The bus, a 1999 Prevost, was being inspected at state police barracks. Video from a camera on the bus had been obtained by authorities but not yet analyzed, Kopy said.

He said investigators were trying to determine the speed the bus was traveling before the crash, which occurred in a 55 mph zone. A device that can record such information, similar to a flight data recorder on an airplane, was expected to be examined overnight.

'You don't want to see this'
Limo driver Homer Martinez happened on the scene moments after the wreck and saw other drivers sprinting from their cars to assist the injured.

"People were saying, 'Oh my God. Oh my God,' holding their hands on their heads," Martinez said. "I saw people telling other people not to go there, 'You don't want to see this.'"

Firefighters and medics were on the scene quickly, running to the vehicle with bags and stretchers, he said.

"I see a lot of accidents. I've even seen accidents happen. But I've never seen anything like this," Martinez said.

The southbound lanes of I-95 were still closed Saturday afternoon. The wreck also closed the northbound side of the highway, but those lanes were open again by mid-morning.

The National Transportation Safety Board said it was sending a team of investigators.

After the crash, firefighters took out seats and cut through the bus roof to reach a handful of passengers pinned in the wreckage. Kilduff called it "a very difficult operation."

Many of the passengers on the bus were Chinatown residents. They ranged in age from 20 to 50, officials said.

Fifteen were being treated at Jacobi Medical Center in the Bronx. A hospital spokeswoman, Barbara DeIorio, said some injuries were serious but had no immediate information on how many were gravely hurt. Five more were taken to St. Barnabas Hospital, where two were on life support, breathing with the assistance of machines.

"We've had skull fractures, rib fractures ... internal bleeding, we've had lung contusions," said Dr. Ernest Patti, senior attending physician at St.
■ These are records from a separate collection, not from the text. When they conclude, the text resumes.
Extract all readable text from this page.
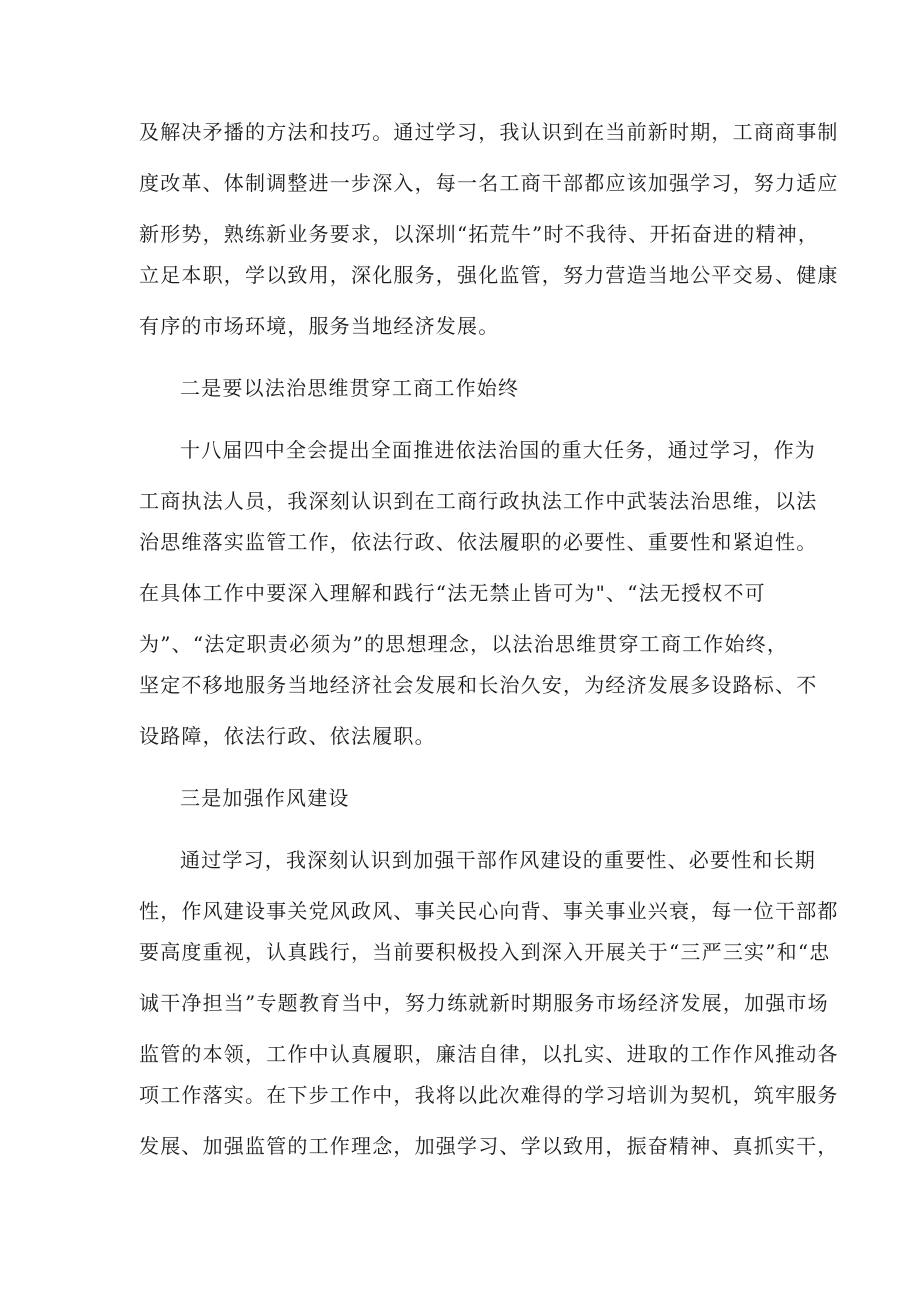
及解决矛播的方法和技巧。通过学习，我认识到在当前新时期，工商商事制
度改革、体制调整进一步深入，每一名工商干部都应该加强学习，努力适应
新形势，熟练新业务要求，以深圳“拓荒牛”时不我待、开拓奋进的精神，
立足本职，学以致用，深化服务，强化监管，努力营造当地公平交易、健康
有序的市场环境，服务当地经济发展。
二是要以法治思维贯穿工商工作始终
十八届四中全会提出全面推进依法治国的重大任务，通过学习，作为
工商执法人员，我深刻认识到在工商行政执法工作中武装法治思维，以法
治思维落实监管工作，依法行政、依法履职的必要性、重要性和紧迫性。
在具体工作中要深入理解和践行“法无禁止皆可为"、“法无授权不可
为”、“法定职责必须为”的思想理念，以法治思维贯穿工商工作始终，
坚定不移地服务当地经济社会发展和长治久安，为经济发展多设路标、不
设路障，依法行政、依法履职。
三是加强作风建设
通过学习，我深刻认识到加强干部作风建设的重要性、必要性和长期
性，作风建设事关党风政风、事关民心向背、事关事业兴衰，每一位干部都
要高度重视，认真践行，当前要积极投入到深入开展关于“三严三实”和“忠
诚干净担当”专题教育当中，努力练就新时期服务市场经济发展，加强市场
监管的本领，工作中认真履职，廉洁自律，以扎实、进取的工作作风推动各
项工作落实。在下步工作中，我将以此次难得的学习培训为契机，筑牢服务
发展、加强监管的工作理念，加强学习、学以致用，振奋精神、真抓实干，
Barnabas.

The bus driver was "awake and conscious," Patti said.

Bus firm 'heartbroken'
World Wide Travel, the operator of the bus, said it in a statement that the company was "heartbroken" and cooperating with investigators.

"We are a family-owned company and realize words cannot begin to express our sorrow to the families of those who lost their lives or were injured in this tragic accident. Our thoughts and prayers are with them," it said.

The bus was one of scores that travel daily between Chinatown, in Manhattan, and the Foxwoods and Mohegan Sun casinos in northeastern Connecticut.

Mohegan Sun, in Uncasville, Conn., has estimated a fifth of its business comes from Asian spending and caters to Chinese-American gamblers. Its website has a Chinese-language section offering gaming and bus promotions.

NBC News' Shimon Prokupecz contributed to this report, as did Reuters and The Associated Press.